Караван-сарай - [14]
– Они были само очарование, – ответил я, – и уж точно презирали меня не больше, чем друг друга. Воспитаны эти люди не в пример лучше художников – или лучше владеют собой, умело скрывая своё отвращение или вожделение.
– Вечно вы поносите бедных художников!
– Что вы хотите, я на дух не выношу ту живописность, которую они собой представляют: вот поистине самое ненавистное слово французского языка. Живописное! Живописное! Живописное! Знакомо ли вам что-то более нелепое, более уродливое? Живописный пейзаж, колоритный натюрморт, цветистые рассуждения. Взять хотя бы Жарри, которого мы недавно с вами обсуждали: я не люблю его именно потому, что он для меня – олицетворение живописного. Его «папаша Урбю»[122] – сама живописность. Взгляните на живописные салоны наших живописцев: диваны покрыты гаремониями, стены увешаны восточной дребеденью – вся эта утварь к месту в пустыне, но на Монмартре или Монпарнасе это просто предел ужаса!
– Позвольте, но вам же нравится всё экзотическое: вы так превозносили джаз-банды!
– Уже нет. Поначалу, особенно в Америке, это действительно было занятно, как новые конфетки с хлорэтилом – но я ими объелся, и теперь меня тошнит.
– От всего тошнит, когда переешь.
– Что вы хотите, я всегда был неумерен в еде. Джаз стал для меня подобен дивану, с которого вечно скатывается голова!
– Вот так новость!
– Может быть, но это правда. Чёрная музыка, негритянские песни – я сыт ими по горло.
– Но ещё совсем недавно вы говорили мне обратное!

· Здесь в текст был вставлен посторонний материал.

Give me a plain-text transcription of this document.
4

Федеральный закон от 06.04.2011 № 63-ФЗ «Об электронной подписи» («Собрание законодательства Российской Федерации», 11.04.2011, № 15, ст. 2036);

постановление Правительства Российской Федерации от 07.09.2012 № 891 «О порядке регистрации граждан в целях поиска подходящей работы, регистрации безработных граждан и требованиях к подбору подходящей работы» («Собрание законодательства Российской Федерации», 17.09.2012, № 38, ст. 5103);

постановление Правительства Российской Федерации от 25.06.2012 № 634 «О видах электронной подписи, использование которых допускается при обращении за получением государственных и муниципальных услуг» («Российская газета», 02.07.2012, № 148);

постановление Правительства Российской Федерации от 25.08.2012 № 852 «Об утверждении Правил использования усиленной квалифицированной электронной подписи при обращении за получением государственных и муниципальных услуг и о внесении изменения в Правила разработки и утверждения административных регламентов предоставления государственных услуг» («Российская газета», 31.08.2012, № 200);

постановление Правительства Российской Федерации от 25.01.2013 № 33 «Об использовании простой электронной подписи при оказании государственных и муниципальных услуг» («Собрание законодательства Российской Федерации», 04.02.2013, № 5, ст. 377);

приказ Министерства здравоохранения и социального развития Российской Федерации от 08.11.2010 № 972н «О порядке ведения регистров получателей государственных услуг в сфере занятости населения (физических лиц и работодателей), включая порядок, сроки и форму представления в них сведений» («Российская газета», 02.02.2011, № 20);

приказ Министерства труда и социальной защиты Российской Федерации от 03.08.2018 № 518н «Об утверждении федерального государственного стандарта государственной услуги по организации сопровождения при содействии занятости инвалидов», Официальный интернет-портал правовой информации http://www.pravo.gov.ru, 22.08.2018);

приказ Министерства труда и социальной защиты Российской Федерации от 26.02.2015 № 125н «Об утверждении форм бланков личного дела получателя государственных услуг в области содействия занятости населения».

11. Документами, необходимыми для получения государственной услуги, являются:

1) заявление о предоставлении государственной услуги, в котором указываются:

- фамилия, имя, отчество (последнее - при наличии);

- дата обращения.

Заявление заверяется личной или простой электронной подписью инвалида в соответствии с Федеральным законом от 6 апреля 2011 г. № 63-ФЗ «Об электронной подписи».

– Вполне возможно, но сейчас они мне приелись, и – вот увидите – скоро мода пройдёт и для всех остальных. Я всегда иду на шаг впереди! Не как «отличник» – нет: я точно двоечник и хулиган! В двоечниках, правда, меня раздражают те усилия, которые они, всему наперекор, прикладывают к изучению преподаваемых им глупостей. Учителя называют вас лентяями? Или вы просто рассеянны? Прекрасно, и продолжайте в том же духе! Мне вообще кажется, что под предлогом возвышения духа молодым людям в школах вдалбливают самые бесполезные знания – и к тому же самым прескучным образом. Может, вместо греческого стоило бы обучать их стенографии, кулинарии, вождению автомобиля, плаванию, сексу – игре в рулетку, наконец, иными словами, всему тому, что является неотъемлемой частью настоящей жизни. Римское право, милая моя, латынь, басни Лафонтена служат лишь рассадниками этой ужасной болезни – словоохотливости, страсти к речам; не знаю, действительно ли раньше во Франции всё сводилось к песням – но уж лучше так: сейчас всё заканчивается речами, ужас какой… И речи ведь – всё та же живописность!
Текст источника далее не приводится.